Le 21 janvier, soir de première, quelques éléments auraient pu venir jouer les trouble-fêtes. Un changement d’interprète fait partie du quotidien des maisons d’Opéra mais lorsqu’il s’agit du rôle-titre, pivot de la scénographie, peu de solutions s’offrent à elles. Christopher Purves était bien sur scène pour jouer le rôle de Saül mais depuis la fosse, une autre basse (Igor Mostovoi) lui prêtait sa voix. Même si le dispositif n’était pas idéal pour l’homogénéité du son, l’on sait gré au comédien d’avoir maintenu sa participation scénique car il compose de façon spectaculaire, un personnage sournois en proie à la folie. La mise en scène physique de Barrie Kosky s’appuie en bonne partie sur le langage des corps. Effet saisissant, les chanteurs intègrent des interjections et des cris expressifs qui soulignent leurs emportements dans une savante économie de décor. Les couleurs vives des costumes et du buffet orgiaque de la première partie répondent au noir profond de la guerre, au troisième acte. Le contraste s’appuie aussi sur l’agitation des danseurs (agréable et distrayante chorégraphie d’Otto Pichler) face au statisme de David, touché par la grâce de Dieu. La battue efficace de Laurence Cummings (à la tête des Talens Lyriques et du chœur, impeccables), les nombreux détails sur scène et quelques touches d’humour font passer les 3h15 de spectacle à toute vitesse. Usant d’images magnifiques (les moments d’étreintes, émouvants comme une Pietà), Barrie Kosky s’offre le luxe d’une deuxième lecture symbolique en truffant sa mise en scène de références bibliques comme les coups de Jonathan et la nudité honteuse d’un Saül mangeur de pomme qui rappellent les deux péchés de la Genèse. L’évolution des personnages de Saül et David passe aussi par leurs vêtements.

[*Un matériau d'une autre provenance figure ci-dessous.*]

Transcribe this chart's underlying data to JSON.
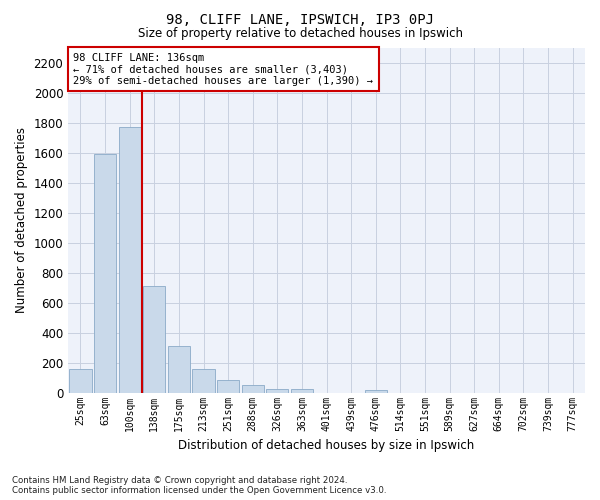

Le potentiel érotique de David

Saül - TCE © Patrick Berger

Prostré sur la tête de Goliath au réalisme digne de Ron Mueck, David apparaît torse nu et couvert de blessures pour finir immaculé dans le costume de Saül. Christopher Ainslie impose une présence tout à la fois diaphane et puissante. Son timbre de voix qui peut rappeler celui d’un James Bowman fait merveille dans l’air O Lord, whose Mercies numberless où l’aigu tenu est d’une pureté enivrante. Comme devant Terence Stamp dans Théorème, tout le monde succombe, la fille cadette Michal en tête. Anna Devin déploie beaucoup de fantaisie dans ce rôle incarnant les airs charmants pourtant pas toujours les plus intéressants. Remplaçant le ténor prévu sur scène, David Shaw dans le rôle de Jonathan (explicitement l’amant de David dans la mise en scène poignante de Kosky) possède bien des attraits mais la voix manque encore de projection pour marquer réellement. Chantant l’ambigu Saül à demi enterré dans la fosse d’orchestre, Igor Mostovoi est un talent à suive avec une assurance vocale remarquée malgré l’acoustique défavorable. Seule à ne pas être sensible aux charmes de David, Merab (la fille ainée) est particulièrement gâtée par la partition de Haendel qui lui réserve des airs véhéments et élégiaques.

Même si la grande beauté vocale s’est légèrement ternie, Karina Gauvin reste une artiste attachante et une haendélienne de grande classe, désormais plus Agrippina que Semele. Deux autres personnages méritent que l’on s’y attarde comme l’incarnation malaisante de la sorcière d’Endor par John Graham-Hall ou le trublion chanté par Stuart Jackson. A la fois drôle et inquiétant, le ténor virevoltant dans son rôle de fou du roi endosse plusieurs personnages. Il est comme un trait d’union dans cette remarquable production made in Festival de Glyndebourne qu’il faut absolument découvrir. Les parisiens qui sont passés à côté du Prince Igor de Bastille ont une nouvelle chance d’applaudir le travail accompli de l’un des meilleurs metteurs en scène d’opéra actuels.